14 February 2012

Top 100 Songs: Introduction (Part 2)

What Lin said.

Well, not exactly. Like Lin, I'm looking forward to a writing project that lets me reflect on a set of songs that I already feel like I know from the inside out. Rather than focusing passing judgement, I'm looking forward to being able to think again about why these songs are still so important to me, in most cases years after I first heard them. As an assistant professor still trying to find his feet (and get his tenure), I rarely have the time to sit and enjoy listening to music without some sort of ulterior motive--background noise when I read or write, to entertain, or to take the edge off a long walk to work. Despite the fact that I'll almost certainly have to turn in my music snob card for admitting it, I'd rather spend that time contemplating the grace, power, and perfection of these 100 songs than off on a search for the next new sound.

I've made lists like this before. Somewhere, it's possible that my friend Liz Mathews still has a CD of my "twenty favorite songs" circa 2003--a list heavy on The Lemonheads, and light on songs longer than 3 and a half minutes. I can't say that my process was as rigorous or systematic as Lin's. I don't really have data on what I listen to most often, or a rating system that's anything more than an ad hoc testament to how I feel sometimes at 1 AM and still flipping though old songs. Like with my own research, I made my list inductively, by pulling together a short list of my 15 or 20 absolute favorites and listening to them in epic late night sessions, seeing what they make me want to hear next.


The list is mostly guitar music, and I regret that I've not been able to get more, genre-wise, out of my dedicated Pitchfork reading from 2003-7. But it also reflects my efforts to get deeper into musics the indie set had left behind in the early 2000s--old blues, country, and soul songs, and the wonderful, half-forgotten bits and pieces I found there. My songs are, at first glance, older and more temporally disbursed than Lin's, reflecting that I was always better at digging music up after the fact than I was at following it when it was coming out.
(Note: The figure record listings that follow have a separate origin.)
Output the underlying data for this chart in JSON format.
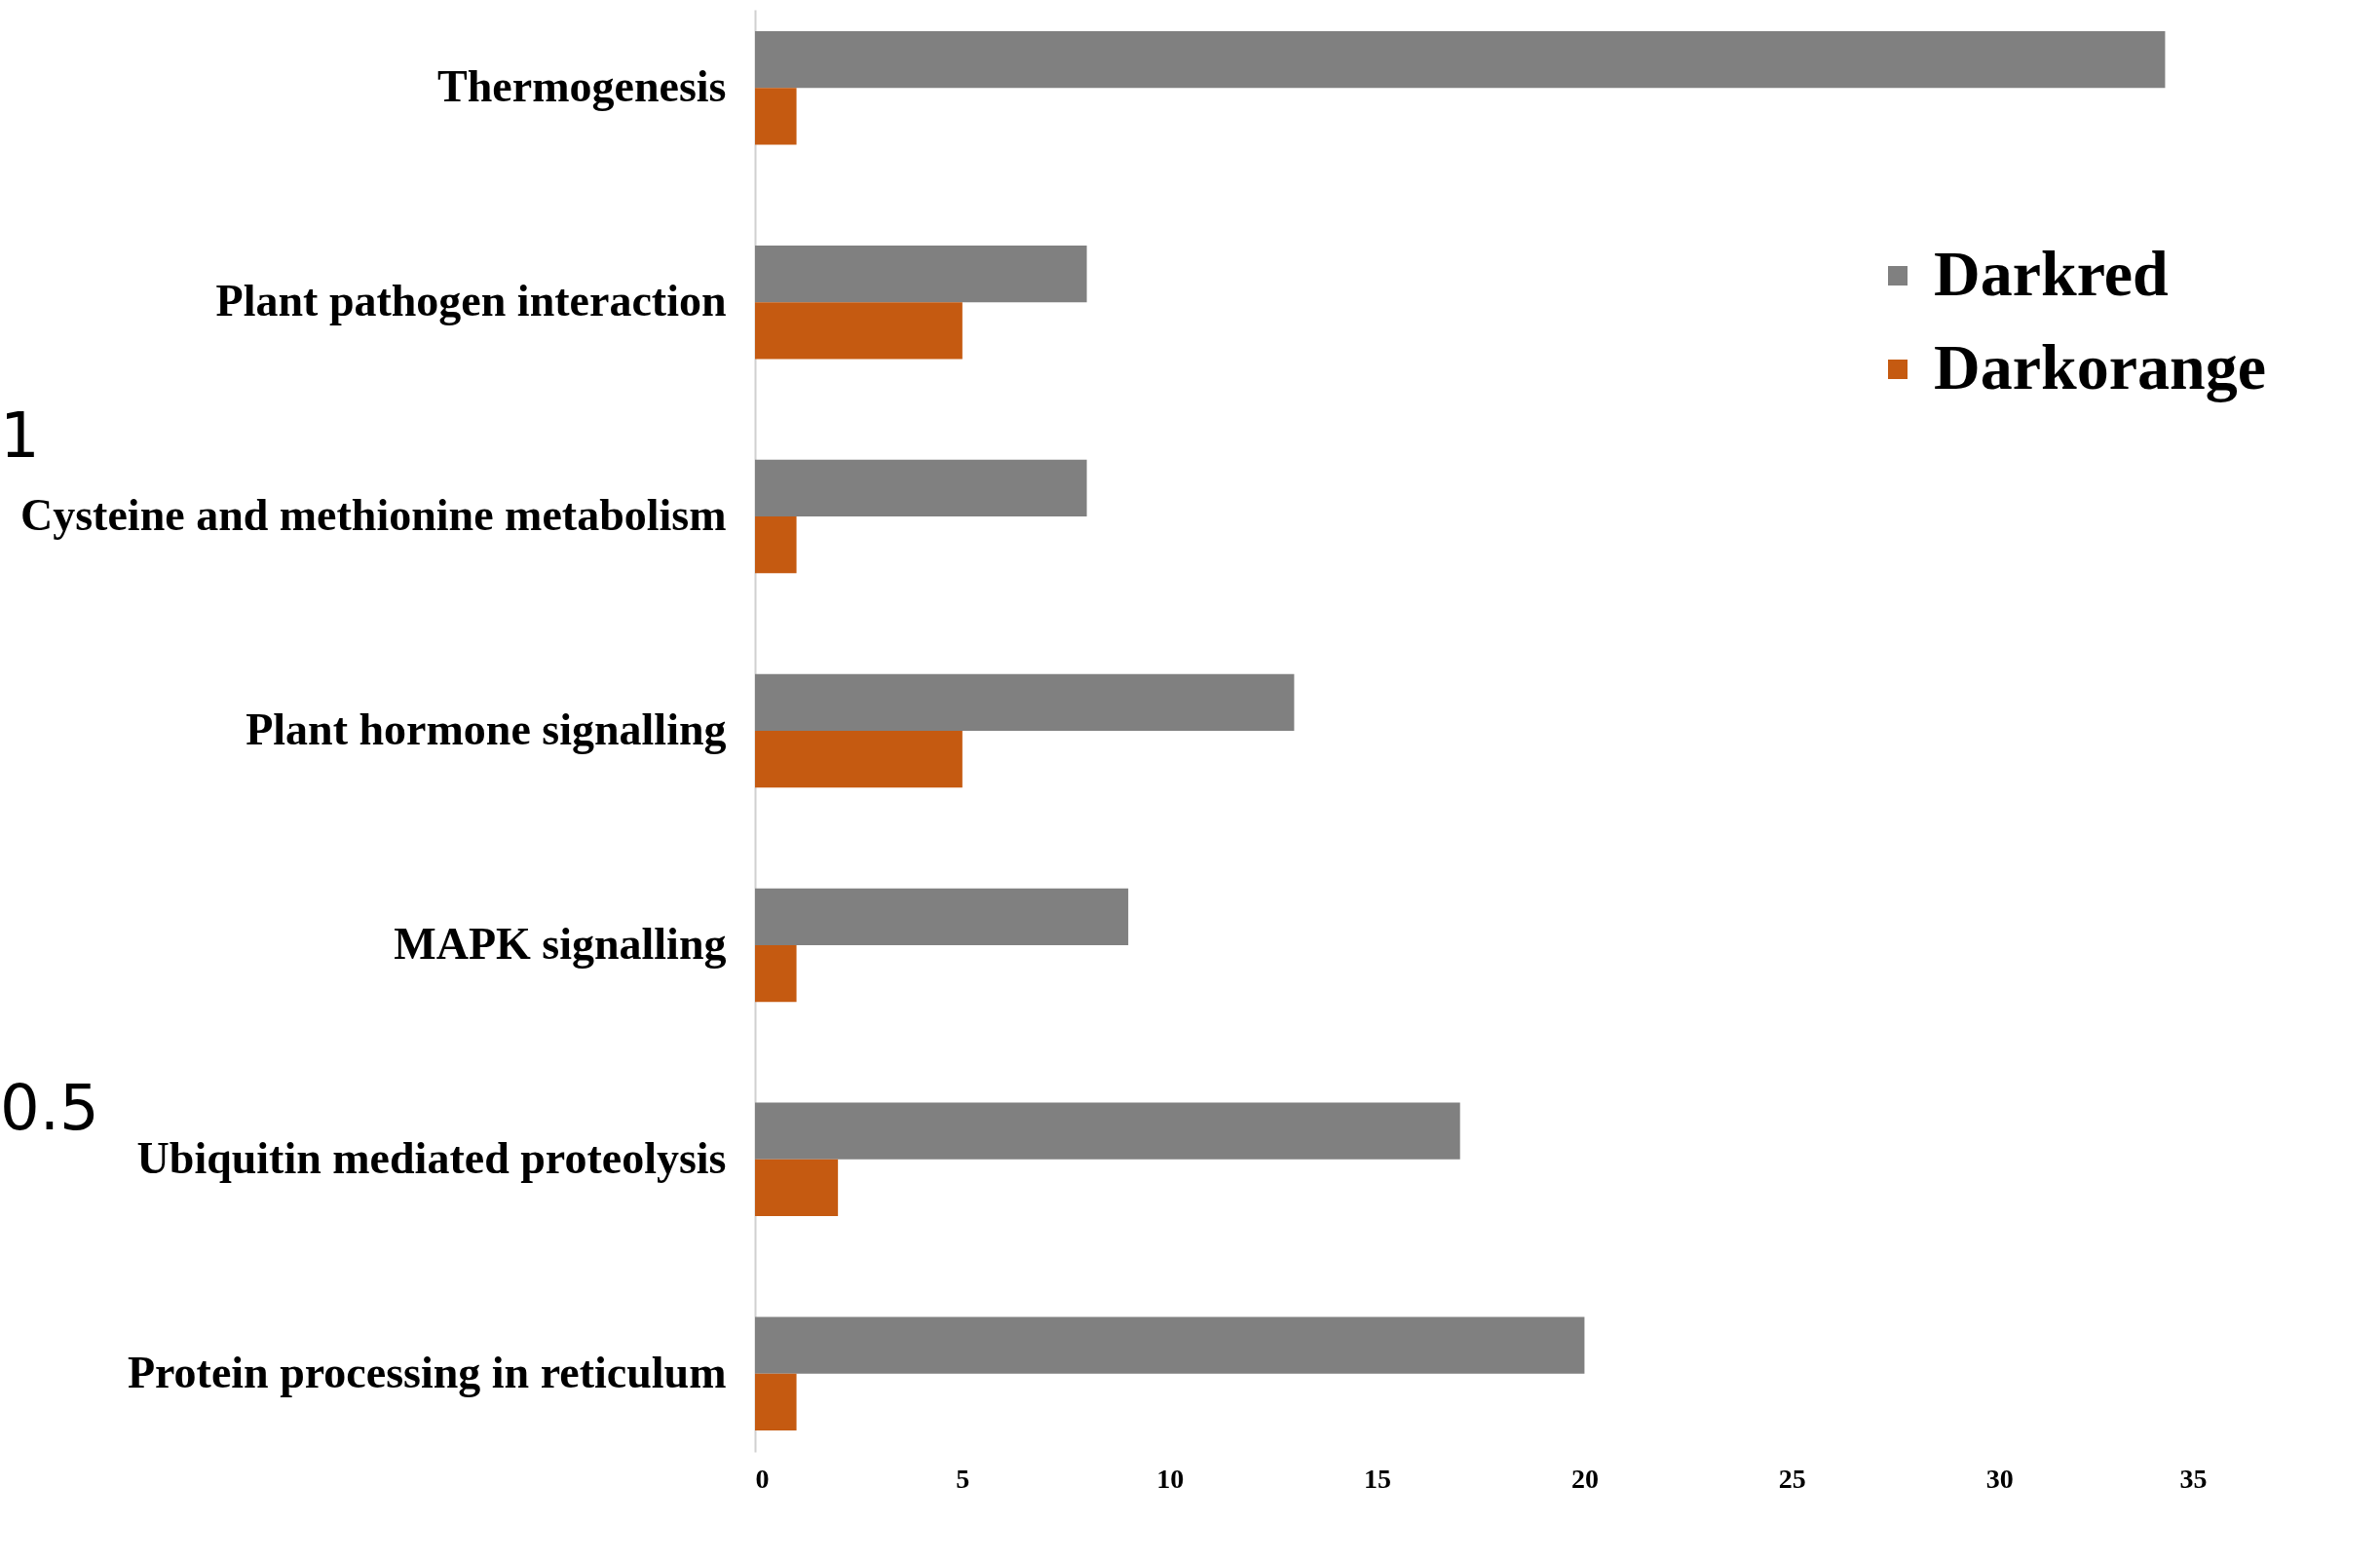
{
  "chart_data": {
    "type": "bar",
    "orientation": "horizontal",
    "categories": [
      "Thermogenesis",
      "Plant pathogen interaction",
      "Cysteine and methionine metabolism",
      "Plant hormone signalling",
      "MAPK signalling",
      "Ubiquitin mediated proteolysis",
      "Protein processing in reticulum"
    ],
    "series": [
      {
        "name": "Darkred",
        "color": "#808080",
        "values": [
          34,
          8,
          8,
          13,
          9,
          17,
          20
        ]
      },
      {
        "name": "Darkorange",
        "color": "#c55a11",
        "values": [
          1,
          5,
          1,
          5,
          1,
          2,
          1
        ]
      }
    ],
    "xlim": [
      0,
      35
    ],
    "xticks": [
      0,
      5,
      10,
      15,
      20,
      25,
      30,
      35
    ],
    "grid": false,
    "legend": "top right",
    "annotations": [
      "1",
      "0.5"
    ]
  }
}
When I finally got 100 songs in to some sort of rough order, I was surprised by what I saw. Old favorites from college were gone, replaced in some instances by deeper cuts on the same albums. When I read the list to Kim over the phone, she was at turns surprised by my revisionism (the songs that ended up making the cut by some of our favorite artists surpised me as much as they did her) and by my fidelity (my top ten has changed a lot less over the last decade then I expected). Ultimately, I found that what makes a good song for me hasn't changed all that much--I just know a lot more songs.